AI-driven English closed captions generator, optimized for RTX 5080 hardware. This project provides tools for transcribing audio from video files into English subtitles, with a focus on anime content where matching English dubs are often unavailable.
This repository contains experimental scripts for generating closed captions using AI transcription models. The primary working implementation is transcribe_faster_whisper.sh, a wrapper script that orchestrates the underlying Python components for transcription.
An earlier attempt using WhisperX was aborted due to compatibility and performance issues.
The main pipeline (transcribe_faster_whisper.sh) includes the following capabilities:
- API Context Integration: Leverages external APIs to gather contextual information about the video content, improving transcription accuracy.
- Sign/Song Merging: Automatically detects and merges signs, songs, and other non-dialogue elements into the subtitle track.
- Existing Subtitle Detection and Merging: Identifies pre-existing closed caption tracks in the video file. If found, AI generation of new tracks is skipped, and existing tracks are merged with any detected signs/songs tracks.
Note: This project is highly experimental and requires significant manual intervention. It is not a fully automated solution.
- Ensure you have the necessary dependencies installed (see
requirements_fw.txtfor Python packages). - Prepare your video file and gather context:
- Know the expected list of existing subtitle tracks.
- Manually input the proper name of the video, TV show, or movie to fetch relevant context.
- Run the primary script:
Customize prompts and context as needed for optimal results.
./transcribe_faster_whisper.sh [video_file] [options]
- Experimental Status: This is an ongoing, incomplete project. Results vary greatly depending on the video file.
- Manual Knowledge Required: Success depends on your familiarity with the target video file, including its subtitle tracks and content details.
- Context Prompting: Requires manual input of accurate video names and contextual information to improve transcription quality.

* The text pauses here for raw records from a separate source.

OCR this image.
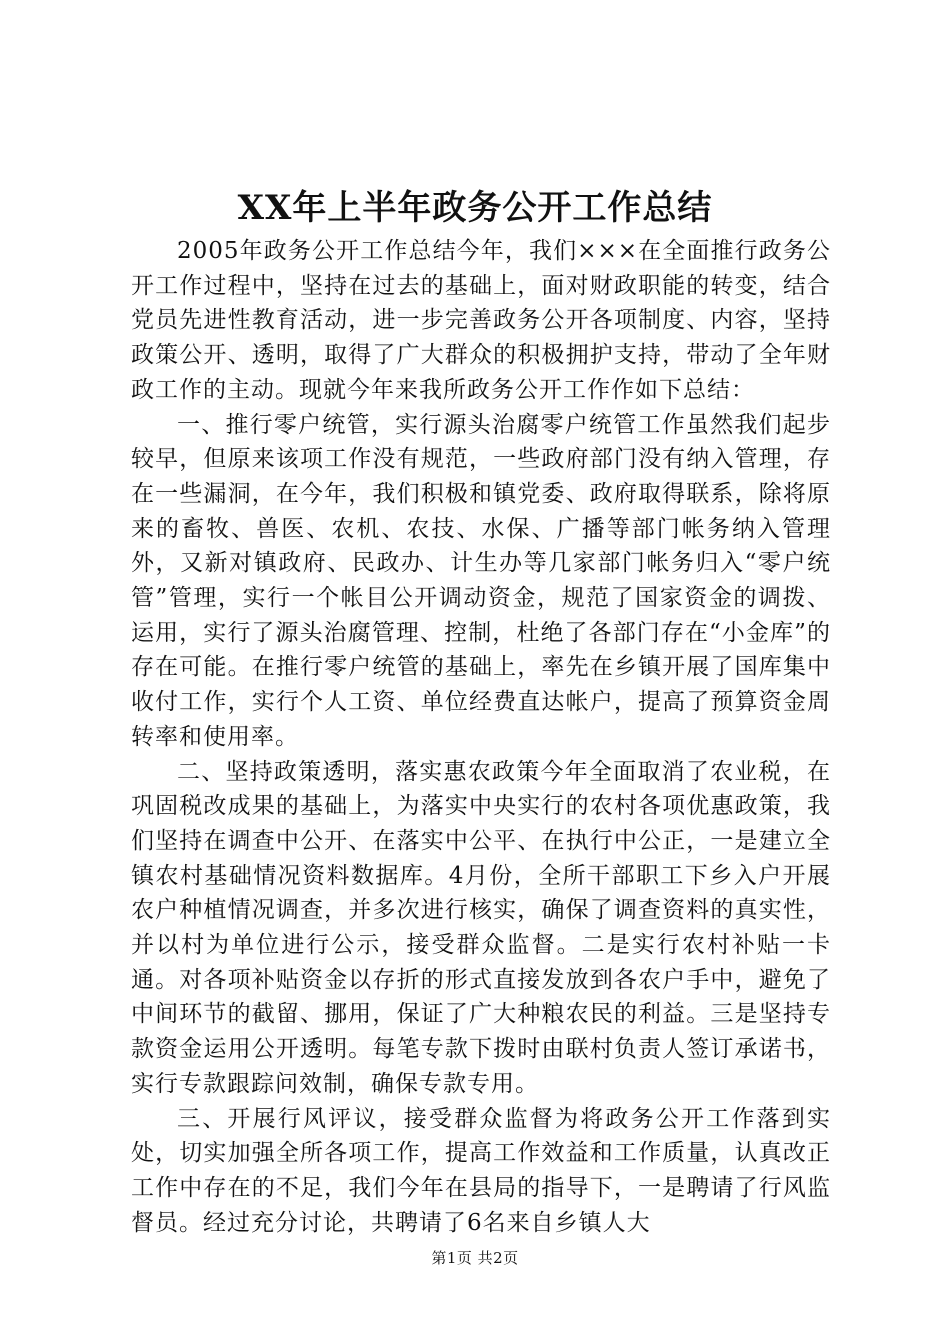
XX年上半年政务公开工作总结

2005年政务公开工作总结今年，我们×××在全面推行政务公开工作过程中，坚持在过去的基础上，面对财政职能的转变，结合党员先进性教育活动，进一步完善政务公开各项制度、内容，坚持政策公开、透明，取得了广大群众的积极拥护支持，带动了全年财政工作的主动。现就今年来我所政务公开工作作如下总结：

一、推行零户统管，实行源头治腐零户统管工作虽然我们起步较早，但原来该项工作没有规范，一些政府部门没有纳入管理，存在一些漏洞，在今年，我们积极和镇党委、政府取得联系，除将原来的畜牧、兽医、农机、农技、水保、广播等部门帐务纳入管理外，又新对镇政府、民政办、计生办等几家部门帐务归入“零户统管”管理，实行一个帐目公开调动资金，规范了国家资金的调拨、运用，实行了源头治腐管理、控制，杜绝了各部门存在“小金库”的存在可能。在推行零户统管的基础上，率先在乡镇开展了国库集中收付工作，实行个人工资、单位经费直达帐户，提高了预算资金周转率和使用率。

二、坚持政策透明，落实惠农政策今年全面取消了农业税，在巩固税改成果的基础上，为落实中央实行的农村各项优惠政策，我们坚持在调查中公开、在落实中公平、在执行中公正，一是建立全镇农村基础情况资料数据库。4月份，全所干部职工下乡入户开展农户种植情况调查，并多次进行核实，确保了调查资料的真实性，并以村为单位进行公示，接受群众监督。二是实行农村补贴一卡通。对各项补贴资金以存折的形式直接发放到各农户手中，避免了中间环节的截留、挪用，保证了广大种粮农民的利益。三是坚持专款资金运用公开透明。每笔专款下拨时由联村负责人签订承诺书，实行专款跟踪问效制，确保专款专用。

三、开展行风评议，接受群众监督为将政务公开工作落到实处，切实加强全所各项工作，提高工作效益和工作质量，认真改正工作中存在的不足，我们今年在县局的指导下，一是聘请了行风监督员。经过充分讨论，共聘请了6名来自乡镇人大

第1页 共2页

- Anime Focus: Primarily tested and used for anime content, which is notorious for lacking synchronized English subtitles for dubs.
- Hardware Specific: Optimized for RTX 5080; performance may vary on other systems.
Use at your own risk, and expect to iterate on results manually.
- Python 3.x
- Dependencies listed in
requirements_fw.txt - RTX 5080 GPU (recommended)
- FFmpeg or similar for video processing
This is a personal project, but feel free to fork and experiment. Pull requests for improvements are welcome, though the project is not actively maintained.
MIT License - Intended for personal, non-commercial use. See LICENSE file for details.